Auf der Suche nach der Glückssträhne

Haargenaues Knippern und andere Zuckungen

Moin, versoffene Brüder und Schwestern.

Kennt ihr dit? Ich bin mir sicher, man kann es bereits als Tic bezeichnen. Scheißefickenfotzehitler schreie ich zwar nicht durch den Supermarkt. Dafür zwirble ich jedoch andauernd an meinem Bart oder vorzugsweise an meinen mit Haargel zugekleisterten, harten, glatten Haarsträhnen herum. Auch jetzt immer wieder.

Gerade der Griff an den Kopf muss von außen wie eine Behinderung aussehen.

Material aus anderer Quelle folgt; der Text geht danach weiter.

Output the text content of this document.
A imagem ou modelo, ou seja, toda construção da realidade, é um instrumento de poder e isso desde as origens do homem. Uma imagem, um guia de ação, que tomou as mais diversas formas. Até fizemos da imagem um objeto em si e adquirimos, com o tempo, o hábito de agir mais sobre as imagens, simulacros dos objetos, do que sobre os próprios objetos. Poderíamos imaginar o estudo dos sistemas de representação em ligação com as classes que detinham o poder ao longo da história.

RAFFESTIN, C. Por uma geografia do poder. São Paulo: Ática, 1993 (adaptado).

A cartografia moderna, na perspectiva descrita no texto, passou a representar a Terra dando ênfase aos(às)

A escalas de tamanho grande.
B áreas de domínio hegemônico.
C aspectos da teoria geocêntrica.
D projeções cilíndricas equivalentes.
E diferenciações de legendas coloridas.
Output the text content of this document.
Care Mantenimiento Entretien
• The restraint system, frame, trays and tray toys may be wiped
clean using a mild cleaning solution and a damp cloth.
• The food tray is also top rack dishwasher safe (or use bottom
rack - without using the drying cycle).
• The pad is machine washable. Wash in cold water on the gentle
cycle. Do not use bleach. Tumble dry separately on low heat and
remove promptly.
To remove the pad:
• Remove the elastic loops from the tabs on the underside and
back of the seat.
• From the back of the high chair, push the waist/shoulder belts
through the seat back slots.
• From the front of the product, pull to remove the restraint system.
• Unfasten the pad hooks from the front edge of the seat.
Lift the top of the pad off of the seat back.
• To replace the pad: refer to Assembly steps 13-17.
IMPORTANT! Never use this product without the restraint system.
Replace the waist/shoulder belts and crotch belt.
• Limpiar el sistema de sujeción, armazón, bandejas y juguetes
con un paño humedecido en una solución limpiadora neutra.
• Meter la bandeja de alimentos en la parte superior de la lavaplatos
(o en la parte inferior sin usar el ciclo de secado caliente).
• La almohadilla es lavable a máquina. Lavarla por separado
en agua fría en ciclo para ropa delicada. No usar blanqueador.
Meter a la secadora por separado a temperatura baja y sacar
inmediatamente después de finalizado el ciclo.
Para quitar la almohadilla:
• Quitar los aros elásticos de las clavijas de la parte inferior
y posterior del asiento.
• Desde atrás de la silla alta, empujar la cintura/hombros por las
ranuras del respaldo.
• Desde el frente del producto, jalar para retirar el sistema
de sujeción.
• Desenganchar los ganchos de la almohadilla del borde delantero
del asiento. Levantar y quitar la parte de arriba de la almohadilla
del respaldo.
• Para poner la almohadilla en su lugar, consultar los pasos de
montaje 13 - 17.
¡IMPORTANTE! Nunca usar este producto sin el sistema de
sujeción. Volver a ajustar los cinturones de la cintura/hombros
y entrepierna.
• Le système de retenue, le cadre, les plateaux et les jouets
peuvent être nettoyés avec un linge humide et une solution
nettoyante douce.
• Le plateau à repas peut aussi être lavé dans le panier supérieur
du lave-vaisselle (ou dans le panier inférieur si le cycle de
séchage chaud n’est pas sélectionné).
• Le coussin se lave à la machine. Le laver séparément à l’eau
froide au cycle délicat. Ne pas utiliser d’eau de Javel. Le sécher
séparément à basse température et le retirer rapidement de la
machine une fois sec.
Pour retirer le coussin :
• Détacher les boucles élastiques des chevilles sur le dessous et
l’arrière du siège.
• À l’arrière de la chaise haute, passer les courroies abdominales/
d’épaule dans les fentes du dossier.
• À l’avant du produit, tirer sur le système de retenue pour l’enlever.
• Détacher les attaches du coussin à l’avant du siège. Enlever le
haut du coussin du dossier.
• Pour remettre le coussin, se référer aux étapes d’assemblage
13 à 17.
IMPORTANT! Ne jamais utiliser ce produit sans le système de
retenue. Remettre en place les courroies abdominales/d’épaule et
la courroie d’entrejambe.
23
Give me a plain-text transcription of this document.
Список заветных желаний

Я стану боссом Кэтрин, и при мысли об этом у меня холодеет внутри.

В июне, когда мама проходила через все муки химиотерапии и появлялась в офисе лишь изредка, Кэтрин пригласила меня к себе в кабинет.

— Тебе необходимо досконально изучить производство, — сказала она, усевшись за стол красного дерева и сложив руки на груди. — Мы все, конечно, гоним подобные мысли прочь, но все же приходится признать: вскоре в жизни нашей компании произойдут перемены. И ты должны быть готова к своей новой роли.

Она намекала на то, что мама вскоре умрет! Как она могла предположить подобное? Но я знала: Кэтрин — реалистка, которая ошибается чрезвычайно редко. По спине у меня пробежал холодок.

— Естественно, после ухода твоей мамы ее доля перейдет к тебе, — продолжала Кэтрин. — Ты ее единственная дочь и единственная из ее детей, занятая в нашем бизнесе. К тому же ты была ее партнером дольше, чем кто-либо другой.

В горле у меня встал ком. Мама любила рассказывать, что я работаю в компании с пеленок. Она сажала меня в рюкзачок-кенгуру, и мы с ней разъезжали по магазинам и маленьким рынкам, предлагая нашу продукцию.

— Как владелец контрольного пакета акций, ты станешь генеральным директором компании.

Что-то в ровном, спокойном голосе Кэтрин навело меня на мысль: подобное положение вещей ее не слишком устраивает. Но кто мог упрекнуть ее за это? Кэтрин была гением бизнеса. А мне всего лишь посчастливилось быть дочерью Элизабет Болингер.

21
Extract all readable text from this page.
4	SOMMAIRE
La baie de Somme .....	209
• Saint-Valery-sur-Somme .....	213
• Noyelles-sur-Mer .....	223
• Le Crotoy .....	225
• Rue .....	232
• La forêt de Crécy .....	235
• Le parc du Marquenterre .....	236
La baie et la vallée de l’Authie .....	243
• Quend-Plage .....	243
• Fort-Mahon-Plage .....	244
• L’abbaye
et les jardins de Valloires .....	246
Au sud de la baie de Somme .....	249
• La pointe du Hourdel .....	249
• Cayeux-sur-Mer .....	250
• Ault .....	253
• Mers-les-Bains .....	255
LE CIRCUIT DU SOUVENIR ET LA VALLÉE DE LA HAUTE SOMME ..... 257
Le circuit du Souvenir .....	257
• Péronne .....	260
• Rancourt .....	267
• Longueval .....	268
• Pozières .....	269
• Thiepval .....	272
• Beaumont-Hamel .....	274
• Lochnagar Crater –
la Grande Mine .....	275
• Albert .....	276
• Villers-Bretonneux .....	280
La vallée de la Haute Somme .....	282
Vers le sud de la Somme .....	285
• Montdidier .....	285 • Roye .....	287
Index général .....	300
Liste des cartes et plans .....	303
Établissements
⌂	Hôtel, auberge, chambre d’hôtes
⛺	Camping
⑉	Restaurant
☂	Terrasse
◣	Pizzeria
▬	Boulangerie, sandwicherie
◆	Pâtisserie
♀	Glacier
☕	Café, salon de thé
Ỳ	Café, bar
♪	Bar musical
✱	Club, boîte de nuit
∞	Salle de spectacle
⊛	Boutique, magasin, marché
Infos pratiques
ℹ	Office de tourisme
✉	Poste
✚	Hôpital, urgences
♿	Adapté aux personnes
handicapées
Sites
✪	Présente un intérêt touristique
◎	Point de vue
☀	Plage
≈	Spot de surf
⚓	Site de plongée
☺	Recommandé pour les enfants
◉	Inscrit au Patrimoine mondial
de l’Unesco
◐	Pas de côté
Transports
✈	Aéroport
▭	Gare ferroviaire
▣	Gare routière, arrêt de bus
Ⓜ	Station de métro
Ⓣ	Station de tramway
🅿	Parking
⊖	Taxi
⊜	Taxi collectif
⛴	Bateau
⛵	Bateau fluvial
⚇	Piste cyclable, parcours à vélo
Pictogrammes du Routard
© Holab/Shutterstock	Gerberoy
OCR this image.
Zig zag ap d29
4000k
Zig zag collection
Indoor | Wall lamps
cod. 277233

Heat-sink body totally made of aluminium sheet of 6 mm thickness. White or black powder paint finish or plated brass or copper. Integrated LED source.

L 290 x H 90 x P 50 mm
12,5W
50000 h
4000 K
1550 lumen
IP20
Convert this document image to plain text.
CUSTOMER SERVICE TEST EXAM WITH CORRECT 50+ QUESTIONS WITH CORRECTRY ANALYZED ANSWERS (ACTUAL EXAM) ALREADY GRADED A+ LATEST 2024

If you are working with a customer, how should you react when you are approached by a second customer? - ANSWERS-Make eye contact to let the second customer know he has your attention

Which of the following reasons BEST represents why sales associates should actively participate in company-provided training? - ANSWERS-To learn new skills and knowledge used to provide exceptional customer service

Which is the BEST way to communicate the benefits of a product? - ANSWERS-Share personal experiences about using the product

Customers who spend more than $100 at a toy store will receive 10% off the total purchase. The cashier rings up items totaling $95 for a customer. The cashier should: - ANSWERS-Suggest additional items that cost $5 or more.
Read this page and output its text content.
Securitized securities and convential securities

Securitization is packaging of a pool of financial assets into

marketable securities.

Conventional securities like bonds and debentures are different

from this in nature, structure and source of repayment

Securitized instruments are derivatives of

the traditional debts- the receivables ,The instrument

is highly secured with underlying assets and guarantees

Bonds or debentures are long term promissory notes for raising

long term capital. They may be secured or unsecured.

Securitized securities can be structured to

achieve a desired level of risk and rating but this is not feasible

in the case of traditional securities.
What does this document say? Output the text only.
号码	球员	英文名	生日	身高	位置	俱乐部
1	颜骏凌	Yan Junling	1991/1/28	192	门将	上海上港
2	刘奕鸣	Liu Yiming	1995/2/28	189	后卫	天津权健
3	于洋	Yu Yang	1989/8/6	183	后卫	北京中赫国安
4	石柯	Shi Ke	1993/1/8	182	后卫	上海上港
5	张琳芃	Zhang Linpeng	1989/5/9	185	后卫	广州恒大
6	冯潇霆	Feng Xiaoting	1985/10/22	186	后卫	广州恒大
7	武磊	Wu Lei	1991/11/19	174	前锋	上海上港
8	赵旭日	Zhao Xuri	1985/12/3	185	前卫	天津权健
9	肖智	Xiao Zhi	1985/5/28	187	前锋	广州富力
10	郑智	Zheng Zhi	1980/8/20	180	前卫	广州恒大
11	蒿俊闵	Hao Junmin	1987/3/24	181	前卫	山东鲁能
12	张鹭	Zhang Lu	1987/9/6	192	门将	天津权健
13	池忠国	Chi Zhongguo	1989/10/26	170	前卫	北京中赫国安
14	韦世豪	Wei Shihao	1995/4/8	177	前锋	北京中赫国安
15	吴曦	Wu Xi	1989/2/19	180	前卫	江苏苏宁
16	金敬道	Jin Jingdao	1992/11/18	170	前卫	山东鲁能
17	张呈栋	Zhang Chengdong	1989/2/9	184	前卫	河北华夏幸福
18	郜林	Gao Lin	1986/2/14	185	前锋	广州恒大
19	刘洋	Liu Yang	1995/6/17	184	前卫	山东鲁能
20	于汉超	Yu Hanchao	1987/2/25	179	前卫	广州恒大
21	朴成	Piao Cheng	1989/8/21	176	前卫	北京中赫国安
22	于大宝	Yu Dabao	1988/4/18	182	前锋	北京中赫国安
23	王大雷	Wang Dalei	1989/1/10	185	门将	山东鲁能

Wenn ich darauf angesprochen werde, was ich da mache, ist meine Antwort, ich sei auf der Suche nach einer Glückssträhne. Hilft immer. Nimmt der Sache den Wind aus den Segeln. Ist aber dennoch scheiße. Es ist eine verdammte Sucht.

Ein Kumpel von mir muss andauernd an etwas herumknippern. Zum Beispiel an den harten Ecken eines Sofakissens. Warum, weiß er selber nicht. Vielleicht beruhigt es.

Als Kind hatte ich andere Marotten. Da habe ich mit dem Kopf, an dem im Nacken eine lange Haarsträhne hing (war damals so modern), seltsame Bewegungen gemacht. In meiner Jugend wurde ein Tic daraus, dass ich mir die Haare aus dem Gesicht werfen musste. Ich gewöhnte mir diese Bewegung förmlich an. Später habe ich manchmal mit den Augen solange geblinzelt oder so oft ausgeatmet, bis ich das Gefühl hatte, jetzt sei es richtig. Vielleicht versuche ich dadurch etwas unter Kontrolle zu bekommen. Als eine Art Ersatzhandlung.

Welche Tics kennt ihr von euch oder anderen? Liebe Lesenden, verratet mir eure Spastiken. Wenn nicht, auch egal. Wer liest das hier eigentlich?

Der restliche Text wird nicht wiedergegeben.